Most account execs do not need PCs, according to Craig Maxwell, director of new business development at Quotron Systems, Inc. "In most cases, only 20 per cent or so of the total office population require the convenience of personal computing or will readily benefit from PCs," he says. As a result, "solutions comprised of 100 per cent PCs are overkill and will add millions of dollars of unnecessary costs."

"Most PCs today do not support financial character sets," says Maxwell, "nor are block keyboards available which many brokers have become accustomed to." In a fast-moving branch office environment, "a machine which requires software loads, diskette handling, and several minutes between activity initiations will not survive," he says.

Only in offices "with fewer than five or six workstations" does a 100 per cent PC solution make sense, says Maxwell. Otherwise it is more economical to go with a mix of 20 per cent PCs and 80 per cent cluster terminals, "assuming the local controller can provide the same performance per terminal as derived on a PC." Even an office with 10 to 14 workstations can save 50 per cent using the 20/80 ratio, he says.

Not surprisingly, this view was not universal. "I believe that we have just about seen the end of the obsolete group of black boxes which in most cases qualify as customized ASCII terminals or character generators," says Hal Roberts, president of Roberts-Slade, Inc., Spanish Fork, UT. "I think you're going to see people spending a lot more of their resources in software development rather than hardware design and development of specialized ASCII terminals."

'STANDARD TOOLS'

Roberts identifies three trends that are driving developments in quote systems: (1) a proliferation of data sources, (2) low-cost, high-quality transmission services, and (3) increased sophistication in data presentation.
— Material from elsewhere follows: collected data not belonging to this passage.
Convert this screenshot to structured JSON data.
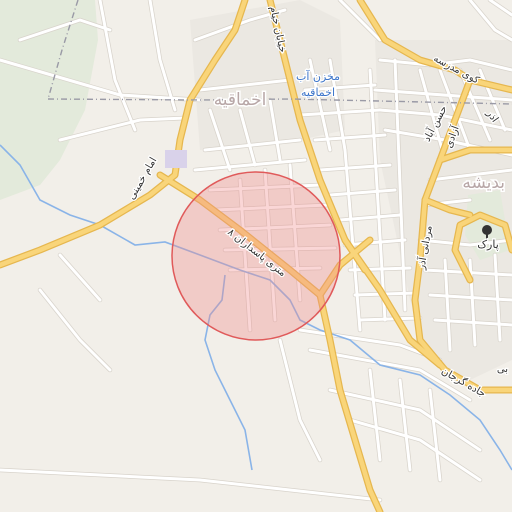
{
  "map": {
    "colors": {
      "background": "#f2efe9",
      "park": "#e3eadb",
      "residential": "#e6e3dd",
      "minor_road": "#ffffff",
      "minor_road_casing": "#d8d3cb",
      "major_road": "#f9d57a",
      "major_road_casing": "#e6b74f",
      "water": "#8ab4e8",
      "boundary": "#9a9aa6",
      "highlight_fill": "#f08a8a",
      "highlight_stroke": "#e05a5a",
      "place_label": "#b8a7a7",
      "road_label": "#333333",
      "water_label": "#3b74c9"
    },
    "labels": {
      "district_north": "اخماقیه",
      "district_east": "بدیشه",
      "water_tank": "مخزن آب",
      "water_tank_sub": "اخماقیه",
      "park": "پارک",
      "road_imam_khomeini": "امام خمینی",
      "road_pasdaran": "۸ متری پاسداران",
      "road_khayyam": "خیابان خیام",
      "road_modarres": "کوی مدرسه",
      "road_hassan_abad": "حسن آباد",
      "road_azar": "اذر",
      "road_azadi": "آزادی",
      "road_mardani": "مردانی آذر",
      "road_gorjan": "جاده گرجان",
      "road_edge_east": "بی"
    },
    "icons": {
      "park": "tree-icon",
      "water_tank": "water-tank-icon"
    },
    "highlight": {
      "shape": "circle",
      "meaning": "selected-area"
    }
  }
}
He agrees with Knight-Ridder's Tucker that technical concepts such as stochastics and relative strength index "are going to become standard tools that everybody understands and knows how to use." A state-of-the-art micro-based quote system should allow the user to program his own trading strategy and optimize it with real historical prices, he says. Not just graphics, but "zooming graphics" would be part of such a system.
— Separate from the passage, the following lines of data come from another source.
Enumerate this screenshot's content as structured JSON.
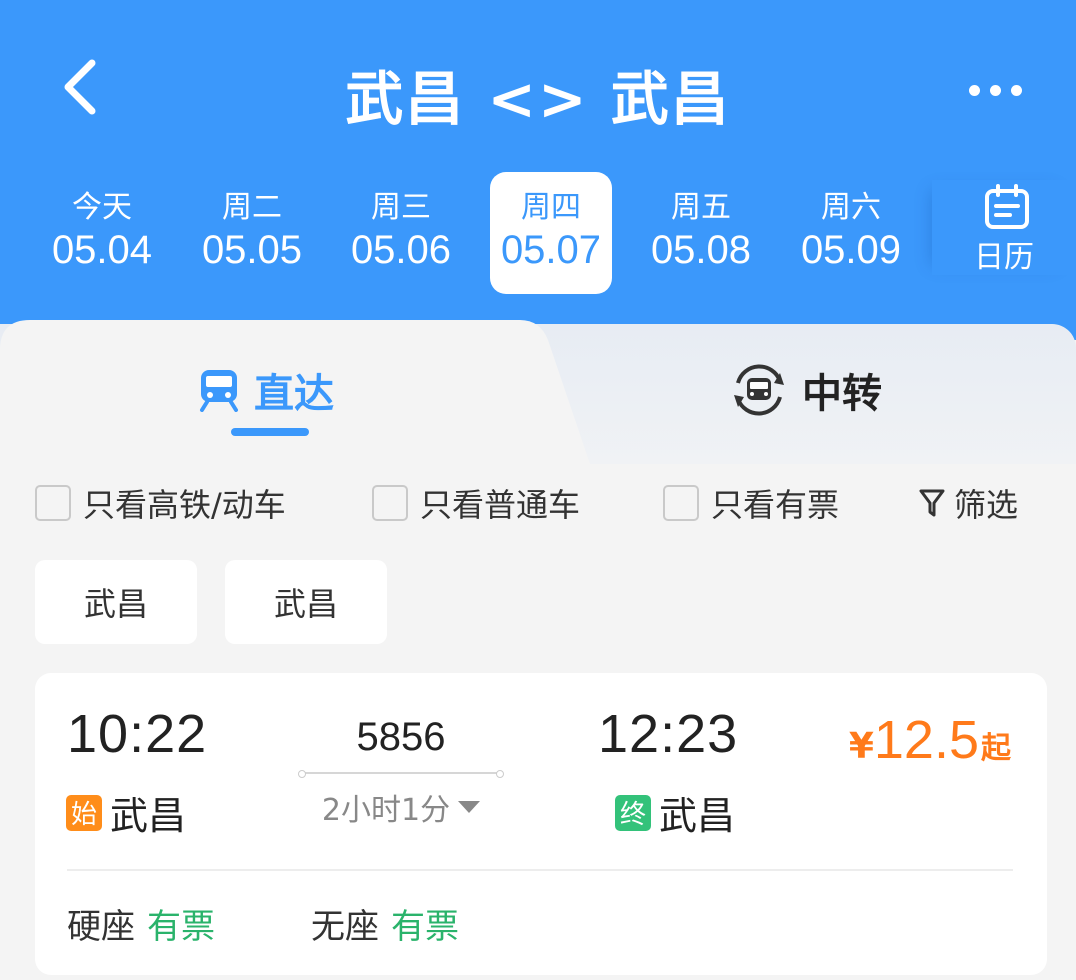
{
  "header": {
    "title": "武昌 <> 武昌",
    "bg_color": "#3b98fb"
  },
  "dates": [
    {
      "dow": "今天",
      "date": "05.04",
      "active": false
    },
    {
      "dow": "周二",
      "date": "05.05",
      "active": false
    },
    {
      "dow": "周三",
      "date": "05.06",
      "active": false
    },
    {
      "dow": "周四",
      "date": "05.07",
      "active": true
    },
    {
      "dow": "周五",
      "date": "05.08",
      "active": false
    },
    {
      "dow": "周六",
      "date": "05.09",
      "active": false
    }
  ],
  "calendar": {
    "label": "日历",
    "icon": "calendar-icon"
  },
  "tabs": {
    "direct": {
      "label": "直达",
      "icon": "train-icon"
    },
    "transfer": {
      "label": "中转",
      "icon": "transfer-train-icon"
    }
  },
  "filters": {
    "high_speed": "只看高铁/动车",
    "ordinary": "只看普通车",
    "available": "只看有票",
    "filter_label": "筛选",
    "filter_icon": "funnel-icon"
  },
  "station_chips": [
    "武昌",
    "武昌"
  ],
  "train": {
    "dep_time": "10:22",
    "arr_time": "12:23",
    "number": "5856",
    "duration": "2小时1分",
    "dep_badge": "始",
    "dep_station": "武昌",
    "arr_badge": "终",
    "arr_station": "武昌",
    "price_currency": "¥",
    "price_amount": "12.5",
    "price_suffix": "起",
    "seats": [
      {
        "type": "硬座",
        "status": "有票"
      },
      {
        "type": "无座",
        "status": "有票"
      }
    ]
  },
  "colors": {
    "accent": "#3b98fb",
    "price": "#ff7a1a",
    "available": "#2ab36b",
    "start_badge": "#ff8d1a",
    "end_badge": "#33c27a"
  }
}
Whether there is a market for real time information among non-professional users -- and the extent of that market if it exists -- were subjects that came up frequently during the course of the meeting. Vendors serving the professional market are in a position to address non-pros, says Gerard Higgins, vice president, marketing and market development, at International Marketnet. "Not only can you, but you probably must," he says, in order "to provide a similar technology base to not only the clients, but also to clients' users."
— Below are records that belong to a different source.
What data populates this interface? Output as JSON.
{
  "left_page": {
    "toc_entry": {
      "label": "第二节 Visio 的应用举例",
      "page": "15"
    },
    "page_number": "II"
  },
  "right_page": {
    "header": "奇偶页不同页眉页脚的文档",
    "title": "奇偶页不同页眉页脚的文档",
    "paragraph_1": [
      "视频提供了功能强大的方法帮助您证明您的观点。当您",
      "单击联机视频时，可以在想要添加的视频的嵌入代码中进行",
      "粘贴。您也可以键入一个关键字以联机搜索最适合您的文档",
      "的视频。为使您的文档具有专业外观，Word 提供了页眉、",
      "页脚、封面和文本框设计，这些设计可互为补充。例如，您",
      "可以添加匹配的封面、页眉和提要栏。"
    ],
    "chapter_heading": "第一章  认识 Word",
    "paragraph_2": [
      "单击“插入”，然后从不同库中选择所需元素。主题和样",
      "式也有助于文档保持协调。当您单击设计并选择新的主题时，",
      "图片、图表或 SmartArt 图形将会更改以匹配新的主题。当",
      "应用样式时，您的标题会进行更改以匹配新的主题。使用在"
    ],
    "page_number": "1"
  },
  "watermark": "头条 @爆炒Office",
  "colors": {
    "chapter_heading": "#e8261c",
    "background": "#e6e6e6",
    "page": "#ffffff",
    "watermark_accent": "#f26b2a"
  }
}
"The non-professional user requires a subset of what the professional user needs," says Higgins -- particularly a network architecture to minimize communications costs. He applauds the exchanges that have instituted sharply reduced fees for the non-pro segment. "We hope that this trend continues, that the exchanges appreciate elasticity of markets in that by lowering their price for market information, they'll sell a lot more information and their bottom line will actually increase."

'NOT A LOT OF MARGIN'

"What you're talking about is entering a price war" through emphasis on cheap quotes for non-pros, says David Lockton, former chairman of Dataspeed, Inc. The individual investors market "will not have a lot of margin in it," he says. "Quotes and information are starting to be fungible commodities" and price is going to be the determining factor in purchasing. Several segments comprise the emerging market for standalone quote systems, says Lockton. These include smaller fund managers and trust departments in smaller institutions, brokers stationed in remote locations like bank lobbies, and investment bankers, who he says have not needed real-time information but would probably buy it if the price hit the $250-$500 range.